>Look, spellchecker

and I would have let yours pass as a typo, except you 'typoed' "barb" three times in making your jocular point.

p.s. - at no time have I presented "tetrabard" as anything other than a worthless word; but here's the other citation a used upon foisting this word on an unsuspecting public:

"The total number of words found in Shakespeare's
collected works and sonnets is 15,000, and some of
these are hapax legomena - words used only once
in the history of the printed word - such as
honorificabilitudinitatibus, which appears in Love's
Labour's Lost, act V, scene I. Linguistic studies have
shown that the average American high school graduate
has a vocabulary of 60,000 words.

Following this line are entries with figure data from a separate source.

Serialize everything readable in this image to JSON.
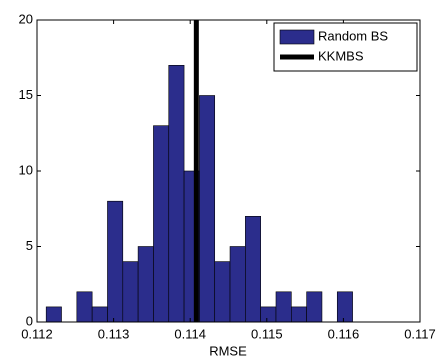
{
  "chart_data": {
    "type": "histogram",
    "xlabel": "RMSE",
    "bins": [
      0.11212,
      0.11232,
      0.11252,
      0.11272,
      0.11292,
      0.11312,
      0.11332,
      0.11352,
      0.11372,
      0.11392,
      0.11412,
      0.11432,
      0.11452,
      0.11472,
      0.11492,
      0.11512,
      0.11532,
      0.11552,
      0.11572,
      0.11592,
      0.11612
    ],
    "series": [
      {
        "name": "Random BS",
        "color": "#2b2d8c",
        "values": [
          1,
          0,
          2,
          1,
          8,
          4,
          5,
          13,
          17,
          10,
          15,
          4,
          5,
          7,
          1,
          2,
          1,
          2,
          0,
          2
        ]
      }
    ],
    "vlines": [
      {
        "name": "KKMBS",
        "color": "#000000",
        "x": 0.11408
      }
    ],
    "xlim": [
      0.112,
      0.117
    ],
    "xticks": [
      0.112,
      0.113,
      0.114,
      0.115,
      0.116,
      0.117
    ],
    "ylim": [
      0,
      20
    ],
    "yticks": [
      0,
      5,
      10,
      15,
      20
    ],
    "legend": "upper right"
  }
}
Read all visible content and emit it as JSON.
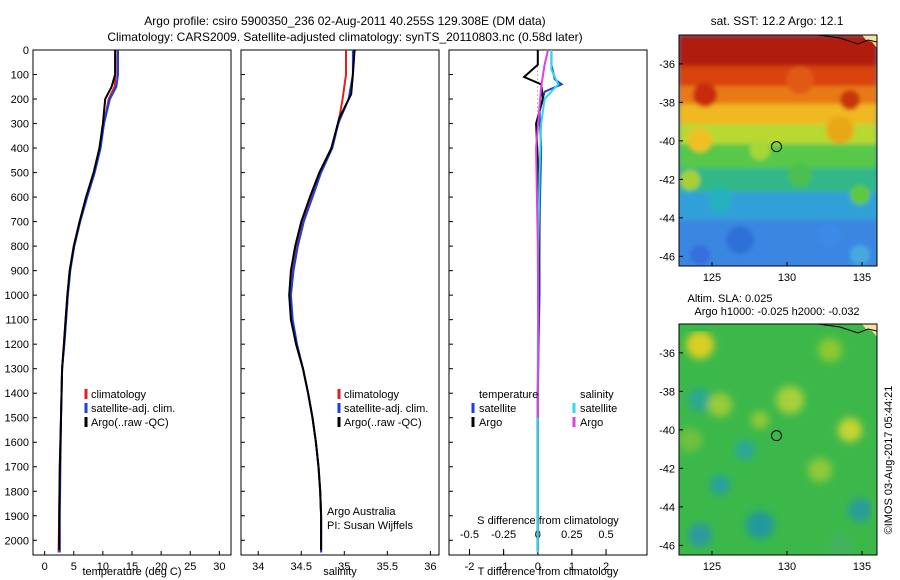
{
  "header": {
    "title_line1": "Argo profile: csiro 5900350_236 02-Aug-2011 40.255S 129.308E (DM data)",
    "title_line2": "Climatology: CARS2009. Satellite-adjusted climatology: synTS_20110803.nc (0.58d later)"
  },
  "colors": {
    "climatology": "#e02020",
    "satellite": "#1f3fd8",
    "argo": "#000000",
    "argo_s": "#e040e0",
    "satellite_s": "#30d8e8"
  },
  "chart_data": [
    {
      "type": "line",
      "id": "temperature",
      "xlabel": "temperature (deg C)",
      "ylabel": "",
      "xlim": [
        -2,
        32
      ],
      "ylim": [
        2060,
        0
      ],
      "xticks": [
        0,
        5,
        10,
        15,
        20,
        25,
        30
      ],
      "yticks": [
        0,
        100,
        200,
        300,
        400,
        500,
        600,
        700,
        800,
        900,
        1000,
        1100,
        1200,
        1300,
        1400,
        1500,
        1600,
        1700,
        1800,
        1900,
        2000
      ],
      "legend": [
        "climatology",
        "satellite-adj. clim.",
        "Argo(..raw -QC)"
      ],
      "series": [
        {
          "name": "climatology",
          "color": "climatology",
          "points": [
            [
              12.2,
              0
            ],
            [
              12.2,
              100
            ],
            [
              12.0,
              150
            ],
            [
              11.0,
              200
            ],
            [
              10.2,
              300
            ],
            [
              9.5,
              400
            ],
            [
              8.5,
              500
            ],
            [
              7.2,
              600
            ],
            [
              6.0,
              700
            ],
            [
              5.0,
              800
            ],
            [
              4.3,
              900
            ],
            [
              3.9,
              1000
            ],
            [
              3.6,
              1100
            ],
            [
              3.3,
              1200
            ],
            [
              3.0,
              1300
            ],
            [
              2.8,
              1500
            ],
            [
              2.6,
              1700
            ],
            [
              2.5,
              1900
            ],
            [
              2.4,
              2050
            ]
          ]
        },
        {
          "name": "satellite-adj. clim.",
          "color": "satellite",
          "points": [
            [
              12.6,
              0
            ],
            [
              12.6,
              100
            ],
            [
              12.3,
              150
            ],
            [
              11.2,
              200
            ],
            [
              10.2,
              300
            ],
            [
              9.6,
              400
            ],
            [
              8.6,
              500
            ],
            [
              7.3,
              600
            ],
            [
              6.1,
              700
            ],
            [
              5.1,
              800
            ],
            [
              4.4,
              900
            ],
            [
              4.0,
              1000
            ],
            [
              3.7,
              1100
            ],
            [
              3.4,
              1200
            ],
            [
              3.0,
              1300
            ],
            [
              2.8,
              1500
            ],
            [
              2.7,
              1700
            ],
            [
              2.6,
              1900
            ],
            [
              2.6,
              2050
            ]
          ]
        },
        {
          "name": "Argo(..raw -QC)",
          "color": "argo",
          "points": [
            [
              12.1,
              0
            ],
            [
              12.1,
              100
            ],
            [
              11.5,
              150
            ],
            [
              10.4,
              200
            ],
            [
              10.0,
              300
            ],
            [
              9.4,
              400
            ],
            [
              8.4,
              500
            ],
            [
              7.1,
              600
            ],
            [
              6.0,
              700
            ],
            [
              5.0,
              800
            ],
            [
              4.3,
              900
            ],
            [
              3.9,
              1000
            ],
            [
              3.6,
              1100
            ],
            [
              3.3,
              1200
            ],
            [
              3.0,
              1300
            ],
            [
              2.8,
              1500
            ],
            [
              2.6,
              1700
            ],
            [
              2.5,
              1900
            ],
            [
              2.5,
              2040
            ]
          ]
        }
      ]
    },
    {
      "type": "line",
      "id": "salinity",
      "xlabel": "salinity",
      "xlim": [
        33.8,
        36.1
      ],
      "ylim": [
        2060,
        0
      ],
      "xticks": [
        34,
        34.5,
        35,
        35.5,
        36
      ],
      "legend": [
        "climatology",
        "satellite-adj. clim.",
        "Argo(..raw -QC)"
      ],
      "annotation": [
        "Argo Australia",
        "PI: Susan Wijffels"
      ],
      "series": [
        {
          "name": "climatology",
          "color": "climatology",
          "points": [
            [
              35.02,
              0
            ],
            [
              35.02,
              100
            ],
            [
              34.98,
              200
            ],
            [
              34.93,
              300
            ],
            [
              34.85,
              400
            ],
            [
              34.72,
              500
            ],
            [
              34.62,
              600
            ],
            [
              34.52,
              700
            ],
            [
              34.45,
              800
            ],
            [
              34.4,
              900
            ],
            [
              34.38,
              1000
            ],
            [
              34.39,
              1100
            ],
            [
              34.44,
              1200
            ],
            [
              34.52,
              1300
            ],
            [
              34.58,
              1400
            ],
            [
              34.63,
              1500
            ],
            [
              34.67,
              1600
            ],
            [
              34.7,
              1700
            ],
            [
              34.72,
              1800
            ],
            [
              34.73,
              1900
            ],
            [
              34.73,
              2050
            ]
          ]
        },
        {
          "name": "satellite-adj. clim.",
          "color": "satellite",
          "points": [
            [
              35.1,
              0
            ],
            [
              35.1,
              100
            ],
            [
              35.05,
              200
            ],
            [
              34.93,
              300
            ],
            [
              34.86,
              400
            ],
            [
              34.73,
              500
            ],
            [
              34.63,
              600
            ],
            [
              34.53,
              700
            ],
            [
              34.46,
              800
            ],
            [
              34.41,
              900
            ],
            [
              34.38,
              1000
            ],
            [
              34.4,
              1100
            ],
            [
              34.45,
              1200
            ],
            [
              34.52,
              1300
            ],
            [
              34.58,
              1400
            ],
            [
              34.63,
              1500
            ],
            [
              34.67,
              1600
            ],
            [
              34.7,
              1700
            ],
            [
              34.72,
              1800
            ],
            [
              34.73,
              1900
            ],
            [
              34.73,
              2050
            ]
          ]
        },
        {
          "name": "Argo(..raw -QC)",
          "color": "argo",
          "points": [
            [
              35.12,
              0
            ],
            [
              35.1,
              100
            ],
            [
              35.08,
              180
            ],
            [
              34.94,
              280
            ],
            [
              34.85,
              400
            ],
            [
              34.71,
              500
            ],
            [
              34.6,
              600
            ],
            [
              34.5,
              700
            ],
            [
              34.43,
              800
            ],
            [
              34.38,
              900
            ],
            [
              34.36,
              1000
            ],
            [
              34.38,
              1100
            ],
            [
              34.44,
              1200
            ],
            [
              34.52,
              1300
            ],
            [
              34.58,
              1400
            ],
            [
              34.63,
              1500
            ],
            [
              34.67,
              1600
            ],
            [
              34.7,
              1700
            ],
            [
              34.72,
              1800
            ],
            [
              34.73,
              1900
            ],
            [
              34.73,
              2040
            ]
          ]
        }
      ]
    },
    {
      "type": "line",
      "id": "differences",
      "xlabel": "T difference from climatology",
      "xlabel_top": "S difference from climatology",
      "xlim": [
        -2.6,
        3.2
      ],
      "ylim": [
        2060,
        0
      ],
      "xticks": [
        -2,
        -1,
        0,
        1,
        2
      ],
      "xticks_top": [
        [
          -0.5,
          "-0.5"
        ],
        [
          -0.25,
          "-0.25"
        ],
        [
          0,
          "0"
        ],
        [
          0.25,
          "0.25"
        ],
        [
          0.5,
          "0.5"
        ]
      ],
      "legend_left": [
        "temperature",
        "satellite",
        "Argo"
      ],
      "legend_right": [
        "salinity",
        "satellite",
        "Argo"
      ],
      "series": [
        {
          "name": "temperature satellite",
          "color": "satellite",
          "points": [
            [
              0.4,
              0
            ],
            [
              0.4,
              60
            ],
            [
              0.5,
              120
            ],
            [
              0.7,
              140
            ],
            [
              0.2,
              170
            ],
            [
              0.05,
              250
            ],
            [
              0.1,
              400
            ],
            [
              0.05,
              700
            ],
            [
              0.05,
              1000
            ],
            [
              0.0,
              1400
            ],
            [
              0.0,
              2050
            ]
          ]
        },
        {
          "name": "temperature Argo",
          "color": "argo",
          "points": [
            [
              0.0,
              0
            ],
            [
              0.0,
              60
            ],
            [
              -0.4,
              110
            ],
            [
              0.1,
              140
            ],
            [
              0.15,
              200
            ],
            [
              -0.05,
              300
            ],
            [
              0.0,
              450
            ],
            [
              0.05,
              700
            ],
            [
              0.02,
              1000
            ],
            [
              0.0,
              1400
            ],
            [
              0.0,
              2040
            ]
          ]
        },
        {
          "name": "salinity satellite",
          "color": "satellite_s",
          "points": [
            [
              0.4,
              0
            ],
            [
              0.4,
              80
            ],
            [
              0.6,
              140
            ],
            [
              0.2,
              200
            ],
            [
              0.1,
              300
            ],
            [
              0.05,
              500
            ],
            [
              0.02,
              800
            ],
            [
              0.0,
              1200
            ],
            [
              0.0,
              2050
            ]
          ]
        },
        {
          "name": "salinity Argo",
          "color": "argo_s",
          "points": [
            [
              0.3,
              0
            ],
            [
              0.2,
              60
            ],
            [
              0.1,
              150
            ],
            [
              -0.05,
              400
            ],
            [
              0.0,
              800
            ],
            [
              0.02,
              1200
            ],
            [
              0.0,
              1500
            ]
          ]
        }
      ]
    }
  ],
  "maps": {
    "sst": {
      "title": "sat. SST: 12.2  Argo: 12.1",
      "lon_range": [
        122.8,
        136
      ],
      "lat_range": [
        -46.5,
        -34.5
      ],
      "xticks": [
        125,
        130,
        135
      ],
      "yticks": [
        -36,
        -38,
        -40,
        -42,
        -44,
        -46
      ],
      "marker": [
        129.3,
        -40.3
      ]
    },
    "sla": {
      "title1": "Altim. SLA: 0.025",
      "title2": "Argo h1000: -0.025  h2000: -0.032",
      "lon_range": [
        122.8,
        136
      ],
      "lat_range": [
        -46.5,
        -34.5
      ],
      "xticks": [
        125,
        130,
        135
      ],
      "yticks": [
        -36,
        -38,
        -40,
        -42,
        -44,
        -46
      ],
      "marker": [
        129.3,
        -40.3
      ]
    }
  },
  "footer": {
    "stamp": "©IMOS 03-Aug-2017 05:44:21"
  }
}
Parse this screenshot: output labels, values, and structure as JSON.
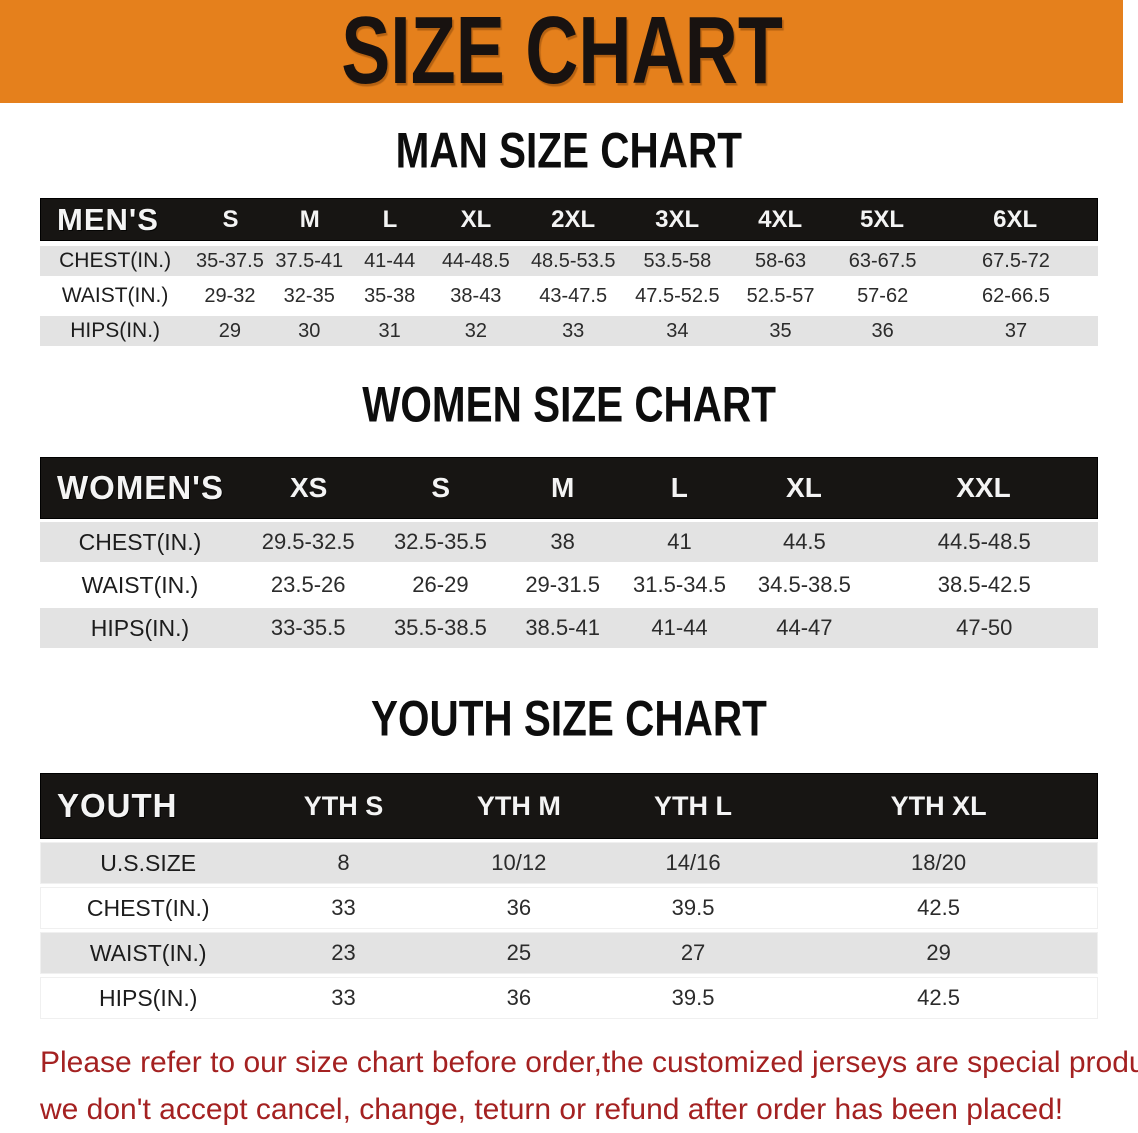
{
  "banner": {
    "title": "SIZE CHART",
    "bg_color": "#E5801C"
  },
  "colors": {
    "header_black": "#171513",
    "row_gray": "#E3E3E3",
    "disclaimer_red": "#A42121"
  },
  "sections": [
    {
      "title": "MAN SIZE CHART",
      "header_label": "MEN'S",
      "sizes": [
        "S",
        "M",
        "L",
        "XL",
        "2XL",
        "3XL",
        "4XL",
        "5XL",
        "6XL"
      ],
      "rows": [
        {
          "label": "CHEST(IN.)",
          "values": [
            "35-37.5",
            "37.5-41",
            "41-44",
            "44-48.5",
            "48.5-53.5",
            "53.5-58",
            "58-63",
            "63-67.5",
            "67.5-72"
          ]
        },
        {
          "label": "WAIST(IN.)",
          "values": [
            "29-32",
            "32-35",
            "35-38",
            "38-43",
            "43-47.5",
            "47.5-52.5",
            "52.5-57",
            "57-62",
            "62-66.5"
          ]
        },
        {
          "label": "HIPS(IN.)",
          "values": [
            "29",
            "30",
            "31",
            "32",
            "33",
            "34",
            "35",
            "36",
            "37"
          ]
        }
      ]
    },
    {
      "title": "WOMEN SIZE CHART",
      "header_label": "WOMEN'S",
      "sizes": [
        "XS",
        "S",
        "M",
        "L",
        "XL",
        "XXL"
      ],
      "rows": [
        {
          "label": "CHEST(IN.)",
          "values": [
            "29.5-32.5",
            "32.5-35.5",
            "38",
            "41",
            "44.5",
            "44.5-48.5"
          ]
        },
        {
          "label": "WAIST(IN.)",
          "values": [
            "23.5-26",
            "26-29",
            "29-31.5",
            "31.5-34.5",
            "34.5-38.5",
            "38.5-42.5"
          ]
        },
        {
          "label": "HIPS(IN.)",
          "values": [
            "33-35.5",
            "35.5-38.5",
            "38.5-41",
            "41-44",
            "44-47",
            "47-50"
          ]
        }
      ]
    },
    {
      "title": "YOUTH SIZE CHART",
      "header_label": "YOUTH",
      "sizes": [
        "YTH S",
        "YTH M",
        "YTH L",
        "YTH XL"
      ],
      "rows": [
        {
          "label": "U.S.SIZE",
          "values": [
            "8",
            "10/12",
            "14/16",
            "18/20"
          ]
        },
        {
          "label": "CHEST(IN.)",
          "values": [
            "33",
            "36",
            "39.5",
            "42.5"
          ]
        },
        {
          "label": "WAIST(IN.)",
          "values": [
            "23",
            "25",
            "27",
            "29"
          ]
        },
        {
          "label": "HIPS(IN.)",
          "values": [
            "33",
            "36",
            "39.5",
            "42.5"
          ]
        }
      ]
    }
  ],
  "disclaimer": {
    "line1": "Please refer to our size chart before order,the customized jerseys are special products,",
    "line2": "we don't accept cancel, change, teturn or refund after order has been placed!"
  }
}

Steven Pinker has
dubbed it a tetrabardian vocabulary."
- Verónica Albin, Tanslation Journal, April 2005
On Dictionaries: A Conversation with Ilan Stavans
http://accurapid.com/journal/32dictionaries.htm


p.p.s. - a good many wwftds are supported by OED3 and W3 evidence; often there is newer and funner evidence to be found by googleizing(sp?). Some few wwftds have no "real" dictionary evidence; but in these cases I almost always expiscate some legitimate looking online evidence. There have been exceptions; I mark these as questionable or jocular. Also, I've found many good citations using Google(Books).

Last edited by tsuwm; 03/08/06 02:43 AM.